We can always get higher communication wrong. But it’s what I felt and so by faith, I obeyed and have only been out for grocery runs.
(35) Life surrendered involuntarily
2018 – 2019. Age thirty-five.
I think it’s important to note that since coming back into London on Dec 22, 2014, it has felt like my life has been on hold. But, my spiritual life has moved so fast it’s uncanny.
When I say my life has been on hold, I refer to what I classify as the big three.
(i) Wife and kids,
(ii) successful career, and
(iii) financial freedom.
These aspects have not seen any progress and that’s just being really honest with myself.
When I refer to spiritual life, I have learned so much about Jesus, the human condition, and my weaknesses.
So, from Oct 2018 to Oct 2019, my spiritual life has continued to go through much development.
I faced some of the deepest wounds of childhood that I didn’t know I possessed.
I was compelled to relinquish some of the most significant things in my life to God.

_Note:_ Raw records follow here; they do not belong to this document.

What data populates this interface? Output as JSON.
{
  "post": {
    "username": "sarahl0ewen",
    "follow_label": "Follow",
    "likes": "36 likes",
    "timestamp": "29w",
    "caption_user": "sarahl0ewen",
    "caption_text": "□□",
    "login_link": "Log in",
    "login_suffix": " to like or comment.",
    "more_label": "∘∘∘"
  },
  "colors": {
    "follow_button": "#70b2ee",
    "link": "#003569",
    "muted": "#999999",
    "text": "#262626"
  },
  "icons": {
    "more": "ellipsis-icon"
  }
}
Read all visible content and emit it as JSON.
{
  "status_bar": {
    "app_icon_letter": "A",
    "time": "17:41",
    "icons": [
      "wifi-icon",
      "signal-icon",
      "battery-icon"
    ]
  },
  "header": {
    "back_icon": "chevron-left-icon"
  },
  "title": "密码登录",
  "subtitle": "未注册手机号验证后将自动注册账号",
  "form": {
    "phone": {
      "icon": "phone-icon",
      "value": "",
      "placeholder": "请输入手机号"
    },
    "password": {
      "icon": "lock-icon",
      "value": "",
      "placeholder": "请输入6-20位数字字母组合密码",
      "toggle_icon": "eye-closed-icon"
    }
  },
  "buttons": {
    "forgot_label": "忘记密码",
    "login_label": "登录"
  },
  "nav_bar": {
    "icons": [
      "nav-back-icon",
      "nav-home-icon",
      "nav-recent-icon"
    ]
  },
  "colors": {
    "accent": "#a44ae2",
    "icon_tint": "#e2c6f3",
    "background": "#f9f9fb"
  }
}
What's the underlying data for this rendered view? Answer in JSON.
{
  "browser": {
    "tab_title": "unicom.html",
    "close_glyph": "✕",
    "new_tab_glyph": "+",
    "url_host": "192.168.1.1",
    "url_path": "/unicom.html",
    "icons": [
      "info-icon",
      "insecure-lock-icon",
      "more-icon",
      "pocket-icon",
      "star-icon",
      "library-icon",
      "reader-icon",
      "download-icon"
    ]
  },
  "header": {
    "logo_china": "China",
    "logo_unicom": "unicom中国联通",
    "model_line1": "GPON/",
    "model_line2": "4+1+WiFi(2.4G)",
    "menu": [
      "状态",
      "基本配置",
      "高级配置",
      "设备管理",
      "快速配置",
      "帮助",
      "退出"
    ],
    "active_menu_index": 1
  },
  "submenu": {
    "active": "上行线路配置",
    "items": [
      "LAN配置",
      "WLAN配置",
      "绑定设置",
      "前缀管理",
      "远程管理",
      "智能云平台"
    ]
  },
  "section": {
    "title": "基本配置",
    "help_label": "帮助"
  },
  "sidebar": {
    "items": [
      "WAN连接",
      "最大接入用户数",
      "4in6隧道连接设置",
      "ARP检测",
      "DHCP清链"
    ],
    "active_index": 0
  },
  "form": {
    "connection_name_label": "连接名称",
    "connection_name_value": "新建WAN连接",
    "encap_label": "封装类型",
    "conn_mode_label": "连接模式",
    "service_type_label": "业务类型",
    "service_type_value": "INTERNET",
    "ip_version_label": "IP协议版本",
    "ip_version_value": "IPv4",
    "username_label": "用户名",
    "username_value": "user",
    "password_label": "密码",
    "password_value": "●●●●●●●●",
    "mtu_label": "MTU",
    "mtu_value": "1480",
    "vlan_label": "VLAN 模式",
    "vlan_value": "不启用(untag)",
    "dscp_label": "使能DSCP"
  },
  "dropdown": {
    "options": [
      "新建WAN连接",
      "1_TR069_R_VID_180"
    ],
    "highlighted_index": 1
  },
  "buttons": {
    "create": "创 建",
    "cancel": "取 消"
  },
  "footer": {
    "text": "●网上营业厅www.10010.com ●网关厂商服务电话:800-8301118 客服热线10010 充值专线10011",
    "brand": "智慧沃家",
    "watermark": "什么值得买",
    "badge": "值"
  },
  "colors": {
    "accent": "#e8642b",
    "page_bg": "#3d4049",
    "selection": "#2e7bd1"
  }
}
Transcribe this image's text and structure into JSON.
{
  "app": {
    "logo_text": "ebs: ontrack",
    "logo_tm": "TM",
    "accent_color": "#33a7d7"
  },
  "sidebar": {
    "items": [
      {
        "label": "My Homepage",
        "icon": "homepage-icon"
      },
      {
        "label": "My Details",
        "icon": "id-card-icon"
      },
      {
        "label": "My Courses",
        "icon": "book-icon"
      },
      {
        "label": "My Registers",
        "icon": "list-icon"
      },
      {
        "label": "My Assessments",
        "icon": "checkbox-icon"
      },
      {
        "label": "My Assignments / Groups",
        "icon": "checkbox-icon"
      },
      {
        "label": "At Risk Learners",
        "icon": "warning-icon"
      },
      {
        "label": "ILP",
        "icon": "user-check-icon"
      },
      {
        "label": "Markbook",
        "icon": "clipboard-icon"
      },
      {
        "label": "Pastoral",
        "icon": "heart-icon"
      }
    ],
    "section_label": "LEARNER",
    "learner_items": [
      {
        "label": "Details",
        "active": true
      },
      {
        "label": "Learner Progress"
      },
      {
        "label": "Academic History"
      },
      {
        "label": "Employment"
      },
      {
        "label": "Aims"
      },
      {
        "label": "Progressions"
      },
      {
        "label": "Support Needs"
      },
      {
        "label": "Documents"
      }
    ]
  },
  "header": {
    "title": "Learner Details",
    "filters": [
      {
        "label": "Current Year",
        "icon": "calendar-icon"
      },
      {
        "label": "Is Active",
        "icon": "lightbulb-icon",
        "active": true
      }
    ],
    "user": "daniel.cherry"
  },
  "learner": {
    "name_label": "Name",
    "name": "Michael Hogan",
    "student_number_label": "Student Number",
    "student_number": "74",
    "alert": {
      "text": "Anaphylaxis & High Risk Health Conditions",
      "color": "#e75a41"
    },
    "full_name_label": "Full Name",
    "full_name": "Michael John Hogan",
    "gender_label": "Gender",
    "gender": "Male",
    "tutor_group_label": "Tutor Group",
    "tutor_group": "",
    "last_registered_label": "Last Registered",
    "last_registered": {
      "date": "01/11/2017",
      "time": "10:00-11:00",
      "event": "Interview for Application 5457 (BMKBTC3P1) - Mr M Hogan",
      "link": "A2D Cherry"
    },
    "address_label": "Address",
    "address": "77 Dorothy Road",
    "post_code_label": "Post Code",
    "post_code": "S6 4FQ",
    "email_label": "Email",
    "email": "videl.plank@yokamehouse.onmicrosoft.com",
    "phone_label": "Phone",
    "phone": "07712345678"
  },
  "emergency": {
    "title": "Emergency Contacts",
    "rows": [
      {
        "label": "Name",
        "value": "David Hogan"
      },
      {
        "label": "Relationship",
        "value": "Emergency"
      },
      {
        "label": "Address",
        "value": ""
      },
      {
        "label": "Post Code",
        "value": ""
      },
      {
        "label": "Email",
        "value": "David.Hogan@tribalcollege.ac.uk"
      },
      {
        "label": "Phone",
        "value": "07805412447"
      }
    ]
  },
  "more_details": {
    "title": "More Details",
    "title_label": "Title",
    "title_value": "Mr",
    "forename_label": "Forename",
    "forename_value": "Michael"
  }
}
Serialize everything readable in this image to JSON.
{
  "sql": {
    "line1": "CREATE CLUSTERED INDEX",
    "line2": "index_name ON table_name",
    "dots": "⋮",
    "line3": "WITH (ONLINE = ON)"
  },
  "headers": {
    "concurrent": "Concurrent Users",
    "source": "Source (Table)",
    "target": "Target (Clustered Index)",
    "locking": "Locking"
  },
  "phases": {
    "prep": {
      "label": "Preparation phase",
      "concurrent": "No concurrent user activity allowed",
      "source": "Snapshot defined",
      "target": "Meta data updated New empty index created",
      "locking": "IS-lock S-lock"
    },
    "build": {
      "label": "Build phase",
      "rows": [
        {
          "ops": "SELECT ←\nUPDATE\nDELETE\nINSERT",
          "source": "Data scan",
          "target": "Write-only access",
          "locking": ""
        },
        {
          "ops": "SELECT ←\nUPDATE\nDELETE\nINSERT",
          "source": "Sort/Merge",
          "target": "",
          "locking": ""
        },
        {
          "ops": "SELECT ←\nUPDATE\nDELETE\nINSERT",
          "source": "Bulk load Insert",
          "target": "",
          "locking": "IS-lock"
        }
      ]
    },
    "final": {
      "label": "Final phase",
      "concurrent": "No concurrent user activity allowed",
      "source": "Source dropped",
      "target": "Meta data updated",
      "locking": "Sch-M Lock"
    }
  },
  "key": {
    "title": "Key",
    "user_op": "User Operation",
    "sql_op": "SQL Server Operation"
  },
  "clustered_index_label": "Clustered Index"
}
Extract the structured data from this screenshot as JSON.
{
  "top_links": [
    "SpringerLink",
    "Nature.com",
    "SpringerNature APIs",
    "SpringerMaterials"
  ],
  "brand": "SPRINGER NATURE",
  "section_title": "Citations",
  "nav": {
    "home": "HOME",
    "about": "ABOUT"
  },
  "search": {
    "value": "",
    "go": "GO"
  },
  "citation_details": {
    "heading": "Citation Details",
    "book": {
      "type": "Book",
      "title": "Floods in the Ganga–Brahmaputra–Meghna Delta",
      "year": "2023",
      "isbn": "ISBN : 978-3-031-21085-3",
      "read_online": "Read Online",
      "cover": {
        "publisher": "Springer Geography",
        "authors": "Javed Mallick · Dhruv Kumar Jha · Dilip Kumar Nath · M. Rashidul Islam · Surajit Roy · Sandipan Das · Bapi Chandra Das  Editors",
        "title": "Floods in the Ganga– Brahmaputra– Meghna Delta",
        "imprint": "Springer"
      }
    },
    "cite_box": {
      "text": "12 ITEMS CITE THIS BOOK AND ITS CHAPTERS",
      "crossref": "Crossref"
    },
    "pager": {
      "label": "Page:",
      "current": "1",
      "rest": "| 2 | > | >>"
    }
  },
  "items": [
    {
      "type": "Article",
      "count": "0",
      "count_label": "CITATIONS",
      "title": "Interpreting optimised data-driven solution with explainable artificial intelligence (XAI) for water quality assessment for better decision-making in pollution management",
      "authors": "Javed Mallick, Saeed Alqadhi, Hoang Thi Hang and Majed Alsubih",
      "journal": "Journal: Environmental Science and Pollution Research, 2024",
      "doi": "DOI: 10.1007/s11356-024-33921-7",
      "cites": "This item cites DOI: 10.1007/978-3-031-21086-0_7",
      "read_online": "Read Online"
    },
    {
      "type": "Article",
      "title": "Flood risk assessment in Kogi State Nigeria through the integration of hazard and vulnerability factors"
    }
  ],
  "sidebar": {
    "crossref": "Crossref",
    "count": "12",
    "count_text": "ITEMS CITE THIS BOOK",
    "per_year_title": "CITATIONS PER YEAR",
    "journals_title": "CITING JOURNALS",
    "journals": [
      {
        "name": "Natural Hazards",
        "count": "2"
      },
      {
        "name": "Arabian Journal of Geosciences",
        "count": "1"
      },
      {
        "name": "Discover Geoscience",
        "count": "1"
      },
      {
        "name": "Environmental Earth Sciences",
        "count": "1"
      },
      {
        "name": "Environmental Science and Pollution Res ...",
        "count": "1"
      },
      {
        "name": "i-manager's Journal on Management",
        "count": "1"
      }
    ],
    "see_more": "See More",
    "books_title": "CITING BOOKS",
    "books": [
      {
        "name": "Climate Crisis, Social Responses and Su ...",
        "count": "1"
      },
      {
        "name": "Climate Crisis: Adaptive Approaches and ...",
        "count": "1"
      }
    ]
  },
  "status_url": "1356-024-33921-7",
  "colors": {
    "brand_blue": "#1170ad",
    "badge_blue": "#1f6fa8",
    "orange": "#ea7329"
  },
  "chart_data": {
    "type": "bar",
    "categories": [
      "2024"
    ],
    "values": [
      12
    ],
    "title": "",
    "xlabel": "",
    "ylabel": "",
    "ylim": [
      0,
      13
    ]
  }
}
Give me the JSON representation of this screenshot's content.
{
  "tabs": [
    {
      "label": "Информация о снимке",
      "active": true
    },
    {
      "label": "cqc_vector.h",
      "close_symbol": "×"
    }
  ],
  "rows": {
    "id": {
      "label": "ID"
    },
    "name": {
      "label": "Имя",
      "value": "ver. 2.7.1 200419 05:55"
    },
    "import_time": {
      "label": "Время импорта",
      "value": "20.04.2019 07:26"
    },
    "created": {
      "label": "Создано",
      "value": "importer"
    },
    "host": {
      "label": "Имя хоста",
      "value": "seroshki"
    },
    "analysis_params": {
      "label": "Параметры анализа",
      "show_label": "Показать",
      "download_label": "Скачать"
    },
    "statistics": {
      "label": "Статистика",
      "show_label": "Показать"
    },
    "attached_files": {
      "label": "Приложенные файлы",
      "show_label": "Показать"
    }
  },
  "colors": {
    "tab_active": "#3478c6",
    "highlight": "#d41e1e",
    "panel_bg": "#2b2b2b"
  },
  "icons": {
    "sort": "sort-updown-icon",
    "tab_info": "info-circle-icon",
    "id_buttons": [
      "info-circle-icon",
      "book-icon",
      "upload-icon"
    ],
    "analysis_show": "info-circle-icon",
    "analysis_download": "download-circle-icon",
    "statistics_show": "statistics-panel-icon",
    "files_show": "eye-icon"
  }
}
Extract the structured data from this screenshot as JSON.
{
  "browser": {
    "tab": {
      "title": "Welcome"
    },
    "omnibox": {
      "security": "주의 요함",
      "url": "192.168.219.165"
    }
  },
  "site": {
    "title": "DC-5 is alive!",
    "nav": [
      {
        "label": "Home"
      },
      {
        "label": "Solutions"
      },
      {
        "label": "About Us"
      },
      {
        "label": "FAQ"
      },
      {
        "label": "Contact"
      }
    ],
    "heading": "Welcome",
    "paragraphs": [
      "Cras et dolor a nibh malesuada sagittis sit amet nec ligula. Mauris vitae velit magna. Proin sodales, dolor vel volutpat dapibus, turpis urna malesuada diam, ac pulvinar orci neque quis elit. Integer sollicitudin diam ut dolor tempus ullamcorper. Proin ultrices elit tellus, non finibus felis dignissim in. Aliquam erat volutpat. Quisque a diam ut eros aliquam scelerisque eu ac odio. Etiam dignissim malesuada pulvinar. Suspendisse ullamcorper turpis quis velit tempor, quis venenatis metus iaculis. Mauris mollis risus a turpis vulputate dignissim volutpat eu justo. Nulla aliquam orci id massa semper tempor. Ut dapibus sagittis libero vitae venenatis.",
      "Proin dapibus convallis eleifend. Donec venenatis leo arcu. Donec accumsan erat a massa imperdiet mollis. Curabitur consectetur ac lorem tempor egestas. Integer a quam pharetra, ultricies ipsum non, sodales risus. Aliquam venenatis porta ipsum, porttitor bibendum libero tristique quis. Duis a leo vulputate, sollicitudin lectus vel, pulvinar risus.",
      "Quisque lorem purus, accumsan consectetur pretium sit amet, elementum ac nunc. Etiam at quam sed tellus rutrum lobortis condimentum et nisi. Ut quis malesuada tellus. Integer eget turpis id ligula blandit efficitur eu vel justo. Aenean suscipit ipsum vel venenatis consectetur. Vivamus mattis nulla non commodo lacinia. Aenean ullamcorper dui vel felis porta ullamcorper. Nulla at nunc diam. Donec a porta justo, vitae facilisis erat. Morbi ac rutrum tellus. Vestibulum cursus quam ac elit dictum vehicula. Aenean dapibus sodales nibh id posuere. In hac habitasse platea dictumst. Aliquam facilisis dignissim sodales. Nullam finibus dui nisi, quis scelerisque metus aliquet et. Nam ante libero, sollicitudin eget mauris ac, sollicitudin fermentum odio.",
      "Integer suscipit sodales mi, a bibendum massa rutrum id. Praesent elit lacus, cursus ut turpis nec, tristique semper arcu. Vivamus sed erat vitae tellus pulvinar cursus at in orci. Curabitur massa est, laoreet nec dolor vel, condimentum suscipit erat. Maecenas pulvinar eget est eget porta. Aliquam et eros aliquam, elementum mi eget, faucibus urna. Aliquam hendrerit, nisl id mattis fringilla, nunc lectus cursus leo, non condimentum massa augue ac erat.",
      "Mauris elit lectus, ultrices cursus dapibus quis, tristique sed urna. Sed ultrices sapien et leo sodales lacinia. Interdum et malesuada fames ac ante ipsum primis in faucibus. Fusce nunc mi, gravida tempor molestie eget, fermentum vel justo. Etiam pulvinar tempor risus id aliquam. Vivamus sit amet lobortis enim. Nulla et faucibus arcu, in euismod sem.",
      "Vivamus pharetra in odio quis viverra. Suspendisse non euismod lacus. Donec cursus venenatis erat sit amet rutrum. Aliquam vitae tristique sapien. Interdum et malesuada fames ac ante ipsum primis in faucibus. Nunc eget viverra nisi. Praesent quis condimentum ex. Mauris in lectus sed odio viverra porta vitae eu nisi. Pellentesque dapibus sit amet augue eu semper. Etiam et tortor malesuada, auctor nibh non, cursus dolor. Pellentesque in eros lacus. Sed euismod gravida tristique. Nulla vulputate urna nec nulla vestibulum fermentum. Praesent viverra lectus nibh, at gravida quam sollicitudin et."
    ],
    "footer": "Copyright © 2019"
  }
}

Turning 35 on October 16, 2019 was a massive landmark for my life.
From since I was 10–maybe even younger than that–I’d seen 35 as an age when I would have it all.
I’d have the beautiful, faithful wife, the children I was raising with good moral principles, the career in writing, and the financial independence to live worry free.
This is not the case.
Very, very, very far from it.
From a secular perspective, I’ve failed.
I’m living at home with my mother and paying her court fines.
I don’t say this for self pity or anything tragic.
Far from it.
It’s actually been an honour to be able to help my mother in this way and I’m glad to do it.
But what turning 35 did is tangibly compel me to relinquish everything to God.
This is because I had detailed plans and dreams about life that only lasted up till 35.
After 35, in my mind, there’s a blank slate, since having all the components I desired would’ve created the next steps.
If I’d had a wife and children, the next steps would have formed themselves.
If I had a successful writing career and was comfortable with money, the next steps would’ve materialised.
But, I don’t have a single one of the components, so there’s no plan after 35.
What’s more important is the timing of such a powerful lesson.
I’ve been walking with God since January 2015.
I’m thankful that in this painful opportunity granted by the relentless turning of the clock, I can now knowingly, visibly submit my mind to God’s will and what He wishes.
I’ve deliberately been keeping the raw truth thought journal since I turned 35, because I really want to see what will be produced from my life in following God.
In the secular world, this would be called gambling with one’s life or taking a risk.
In the Christian world, this is faith.